Ofcom has announced a new 2018 voluntary Code of Practice (CoP) for broadband speeds which will provide more clarity when buying broadband, and give you further rights to exit a contract if the connection fails to deliver.
The 2015 CoP which is already followed by most of the big names says that ISPs must give an estimate of the speed you’re likely to get, and that they must try to fix broadband connections which fail to achieve the estimated rate. If they’re unable to do so you are able to leave a contract without penalty.
The new CoP strengthens consumer rights and says providers must supply more details about speed at the point of sale. To summarise the key changes:
- More realistic speed estimates at the point of sale. Speed estimates provided to customers at point of sale should reflect the speeds that they are likely to experience at peak times.
- Always providing a minimum guaranteed speed and the right to exit connected to this speed at the point of sale. The right to exit will now apply to bundled products, such as landline services on the same line, or pay-TV services purchased at the same time as the broadband service. A new 30-calendar day limit will apply to the time providers have to improve speeds before they must offer the right to exit to customers.
- Strengthening customers’ rights and extending the right to exit to bundled products.
- Ensuring all customers benefit from the codes, regardless of their broadband technology.
The full statement is available from Ofcom.
What this means is that when joining any ISP which has agreed to the new CoP you will have a clear idea of the speed your line should achieve (based on real connection speeds at peak times) and a minimum speed guaranteed by the provider. And if your provider cannot hit that minimum they have 30 days to fix it, or you get to cancel for free.
However it’s important to note that the code is voluntary.
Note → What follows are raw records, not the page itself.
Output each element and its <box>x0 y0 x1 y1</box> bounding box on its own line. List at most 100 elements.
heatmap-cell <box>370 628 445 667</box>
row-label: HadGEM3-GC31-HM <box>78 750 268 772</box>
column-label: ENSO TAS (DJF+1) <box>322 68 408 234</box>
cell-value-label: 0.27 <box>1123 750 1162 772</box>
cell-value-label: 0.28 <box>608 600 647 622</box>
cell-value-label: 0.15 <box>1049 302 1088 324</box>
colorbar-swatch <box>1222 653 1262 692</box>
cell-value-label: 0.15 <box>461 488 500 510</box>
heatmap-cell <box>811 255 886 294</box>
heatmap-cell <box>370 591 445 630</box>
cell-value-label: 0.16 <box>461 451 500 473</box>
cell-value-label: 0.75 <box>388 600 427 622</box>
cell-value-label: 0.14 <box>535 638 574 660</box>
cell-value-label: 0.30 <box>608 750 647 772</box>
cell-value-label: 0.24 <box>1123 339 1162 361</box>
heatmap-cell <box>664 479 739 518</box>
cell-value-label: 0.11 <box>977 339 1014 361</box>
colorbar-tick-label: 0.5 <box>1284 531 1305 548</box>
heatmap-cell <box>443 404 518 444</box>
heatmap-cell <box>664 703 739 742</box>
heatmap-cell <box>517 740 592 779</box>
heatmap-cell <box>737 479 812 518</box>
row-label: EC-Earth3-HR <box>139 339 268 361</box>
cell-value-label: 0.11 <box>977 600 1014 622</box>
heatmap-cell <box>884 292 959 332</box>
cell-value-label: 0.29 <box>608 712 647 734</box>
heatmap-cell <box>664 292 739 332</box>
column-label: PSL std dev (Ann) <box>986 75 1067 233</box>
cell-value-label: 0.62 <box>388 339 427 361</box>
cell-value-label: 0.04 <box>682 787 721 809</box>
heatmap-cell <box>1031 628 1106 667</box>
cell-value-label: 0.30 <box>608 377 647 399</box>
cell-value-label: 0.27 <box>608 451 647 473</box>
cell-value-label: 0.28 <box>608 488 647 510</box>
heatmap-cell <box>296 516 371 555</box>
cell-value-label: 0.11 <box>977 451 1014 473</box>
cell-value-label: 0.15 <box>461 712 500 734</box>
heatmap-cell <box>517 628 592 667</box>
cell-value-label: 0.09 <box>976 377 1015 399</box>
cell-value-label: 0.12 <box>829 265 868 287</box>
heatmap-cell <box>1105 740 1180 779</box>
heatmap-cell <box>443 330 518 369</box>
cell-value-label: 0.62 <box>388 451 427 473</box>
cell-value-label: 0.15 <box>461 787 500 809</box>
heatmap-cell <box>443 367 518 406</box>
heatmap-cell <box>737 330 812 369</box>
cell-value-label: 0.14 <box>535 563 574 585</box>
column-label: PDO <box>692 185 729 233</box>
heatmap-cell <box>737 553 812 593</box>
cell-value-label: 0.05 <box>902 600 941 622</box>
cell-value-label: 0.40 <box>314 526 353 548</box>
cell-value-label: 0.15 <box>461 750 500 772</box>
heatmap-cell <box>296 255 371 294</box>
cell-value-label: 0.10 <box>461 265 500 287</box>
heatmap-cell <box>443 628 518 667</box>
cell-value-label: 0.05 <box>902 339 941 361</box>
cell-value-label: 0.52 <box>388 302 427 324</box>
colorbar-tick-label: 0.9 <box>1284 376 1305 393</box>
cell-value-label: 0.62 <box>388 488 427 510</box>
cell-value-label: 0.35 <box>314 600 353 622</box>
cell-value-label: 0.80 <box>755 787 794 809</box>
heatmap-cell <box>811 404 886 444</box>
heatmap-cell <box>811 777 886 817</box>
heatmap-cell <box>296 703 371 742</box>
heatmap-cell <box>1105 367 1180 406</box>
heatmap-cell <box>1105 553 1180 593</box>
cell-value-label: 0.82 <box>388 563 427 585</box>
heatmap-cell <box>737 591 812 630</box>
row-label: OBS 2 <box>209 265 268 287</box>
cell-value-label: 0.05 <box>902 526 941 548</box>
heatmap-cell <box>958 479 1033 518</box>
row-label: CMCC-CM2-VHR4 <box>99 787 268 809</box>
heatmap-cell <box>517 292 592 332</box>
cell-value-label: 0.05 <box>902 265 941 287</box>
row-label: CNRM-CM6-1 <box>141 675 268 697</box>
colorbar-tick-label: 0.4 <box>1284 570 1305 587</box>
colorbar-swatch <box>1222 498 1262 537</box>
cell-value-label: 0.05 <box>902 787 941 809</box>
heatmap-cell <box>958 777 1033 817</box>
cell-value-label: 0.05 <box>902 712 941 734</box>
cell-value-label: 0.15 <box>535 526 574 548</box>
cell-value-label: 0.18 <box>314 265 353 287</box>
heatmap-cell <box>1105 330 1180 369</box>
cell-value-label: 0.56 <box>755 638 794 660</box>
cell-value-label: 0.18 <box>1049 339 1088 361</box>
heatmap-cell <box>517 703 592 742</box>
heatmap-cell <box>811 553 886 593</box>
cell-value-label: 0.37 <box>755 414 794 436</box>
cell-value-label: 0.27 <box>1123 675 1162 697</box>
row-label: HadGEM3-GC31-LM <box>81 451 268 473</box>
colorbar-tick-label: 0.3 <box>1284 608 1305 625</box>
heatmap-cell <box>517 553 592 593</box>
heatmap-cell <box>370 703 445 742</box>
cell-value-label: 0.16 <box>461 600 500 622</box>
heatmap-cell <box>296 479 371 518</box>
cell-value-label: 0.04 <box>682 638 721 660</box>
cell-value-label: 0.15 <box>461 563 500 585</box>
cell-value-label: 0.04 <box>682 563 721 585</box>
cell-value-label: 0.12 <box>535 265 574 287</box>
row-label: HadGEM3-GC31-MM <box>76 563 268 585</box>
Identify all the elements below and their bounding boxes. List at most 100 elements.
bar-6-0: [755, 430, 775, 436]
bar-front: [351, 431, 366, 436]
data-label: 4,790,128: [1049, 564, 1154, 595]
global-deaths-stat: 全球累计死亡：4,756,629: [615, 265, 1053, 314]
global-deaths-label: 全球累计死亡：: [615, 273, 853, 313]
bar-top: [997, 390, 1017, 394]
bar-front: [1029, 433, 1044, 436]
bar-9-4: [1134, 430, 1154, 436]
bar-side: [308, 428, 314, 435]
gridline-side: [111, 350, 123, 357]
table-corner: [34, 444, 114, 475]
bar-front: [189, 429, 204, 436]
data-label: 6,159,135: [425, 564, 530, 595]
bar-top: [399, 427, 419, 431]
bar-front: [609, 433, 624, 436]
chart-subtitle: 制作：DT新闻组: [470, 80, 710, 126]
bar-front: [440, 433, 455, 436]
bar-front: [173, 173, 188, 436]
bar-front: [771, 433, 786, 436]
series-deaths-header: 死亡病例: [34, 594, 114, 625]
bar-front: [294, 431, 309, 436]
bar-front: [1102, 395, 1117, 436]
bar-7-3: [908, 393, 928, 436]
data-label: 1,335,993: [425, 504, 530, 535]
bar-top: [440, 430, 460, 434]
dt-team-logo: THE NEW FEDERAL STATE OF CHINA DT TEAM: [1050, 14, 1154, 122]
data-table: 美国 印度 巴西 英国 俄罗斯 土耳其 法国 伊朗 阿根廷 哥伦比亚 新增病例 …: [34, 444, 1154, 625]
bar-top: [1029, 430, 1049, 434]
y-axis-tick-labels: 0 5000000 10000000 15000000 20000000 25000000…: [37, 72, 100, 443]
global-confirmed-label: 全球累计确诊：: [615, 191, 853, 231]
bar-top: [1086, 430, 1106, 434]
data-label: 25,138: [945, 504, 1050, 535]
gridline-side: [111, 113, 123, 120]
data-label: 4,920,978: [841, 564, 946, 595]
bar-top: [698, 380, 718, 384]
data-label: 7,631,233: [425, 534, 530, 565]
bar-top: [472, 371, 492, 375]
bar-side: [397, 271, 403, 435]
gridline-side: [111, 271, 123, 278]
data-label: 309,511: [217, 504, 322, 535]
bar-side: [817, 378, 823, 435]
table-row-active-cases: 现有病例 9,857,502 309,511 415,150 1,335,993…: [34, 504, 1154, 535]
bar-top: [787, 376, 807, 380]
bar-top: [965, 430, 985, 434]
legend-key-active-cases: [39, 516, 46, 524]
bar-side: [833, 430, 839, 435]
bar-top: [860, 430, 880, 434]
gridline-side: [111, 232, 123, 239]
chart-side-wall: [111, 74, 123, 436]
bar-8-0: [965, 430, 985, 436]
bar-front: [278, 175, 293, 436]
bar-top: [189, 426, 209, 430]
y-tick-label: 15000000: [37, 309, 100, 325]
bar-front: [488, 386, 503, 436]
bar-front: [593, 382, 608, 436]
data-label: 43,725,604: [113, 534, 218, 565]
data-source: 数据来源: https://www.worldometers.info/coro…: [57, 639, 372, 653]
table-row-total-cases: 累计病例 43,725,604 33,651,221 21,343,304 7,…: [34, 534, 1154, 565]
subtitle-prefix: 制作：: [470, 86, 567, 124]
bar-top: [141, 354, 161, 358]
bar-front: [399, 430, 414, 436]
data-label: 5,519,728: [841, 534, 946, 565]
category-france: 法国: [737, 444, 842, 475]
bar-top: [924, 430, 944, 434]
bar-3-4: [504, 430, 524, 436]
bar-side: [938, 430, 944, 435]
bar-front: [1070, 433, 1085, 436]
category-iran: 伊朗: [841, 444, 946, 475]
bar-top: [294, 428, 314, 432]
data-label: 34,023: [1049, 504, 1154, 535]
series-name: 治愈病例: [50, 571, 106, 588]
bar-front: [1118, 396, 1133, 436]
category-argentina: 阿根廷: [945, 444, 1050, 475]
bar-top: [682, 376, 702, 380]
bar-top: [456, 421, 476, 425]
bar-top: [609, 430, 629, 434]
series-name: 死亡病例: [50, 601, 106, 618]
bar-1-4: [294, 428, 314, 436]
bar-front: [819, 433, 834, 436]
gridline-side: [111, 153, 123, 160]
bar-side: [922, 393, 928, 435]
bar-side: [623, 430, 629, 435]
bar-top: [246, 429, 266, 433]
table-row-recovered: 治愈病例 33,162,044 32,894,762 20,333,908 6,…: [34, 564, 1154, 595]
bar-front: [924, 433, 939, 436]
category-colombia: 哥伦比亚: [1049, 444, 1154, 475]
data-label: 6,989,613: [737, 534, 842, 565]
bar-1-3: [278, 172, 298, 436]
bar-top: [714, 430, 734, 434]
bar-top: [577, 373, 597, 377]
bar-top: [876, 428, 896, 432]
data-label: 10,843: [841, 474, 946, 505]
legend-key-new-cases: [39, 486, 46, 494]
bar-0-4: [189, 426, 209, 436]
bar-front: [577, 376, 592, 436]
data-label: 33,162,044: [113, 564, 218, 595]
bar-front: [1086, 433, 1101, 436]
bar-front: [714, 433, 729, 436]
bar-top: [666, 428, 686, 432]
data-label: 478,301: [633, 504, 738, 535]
BT, TalkTalk, Virgin Media, EE, Sky, XLN, Plusnet, Daisy and KCOM have agreed in principle to the new code, so a huge number of broadband customers in the country will be covered, but those of you signing up to smaller ISPs may not benefit from the changes.
Broadband advertising will be affected too. Right now providers are permitted to use an “up to” speed in adverts, which reflects the performance of just 10% of their customers. But from 23rd May they must use an average speed based on at least 50% of subscribers.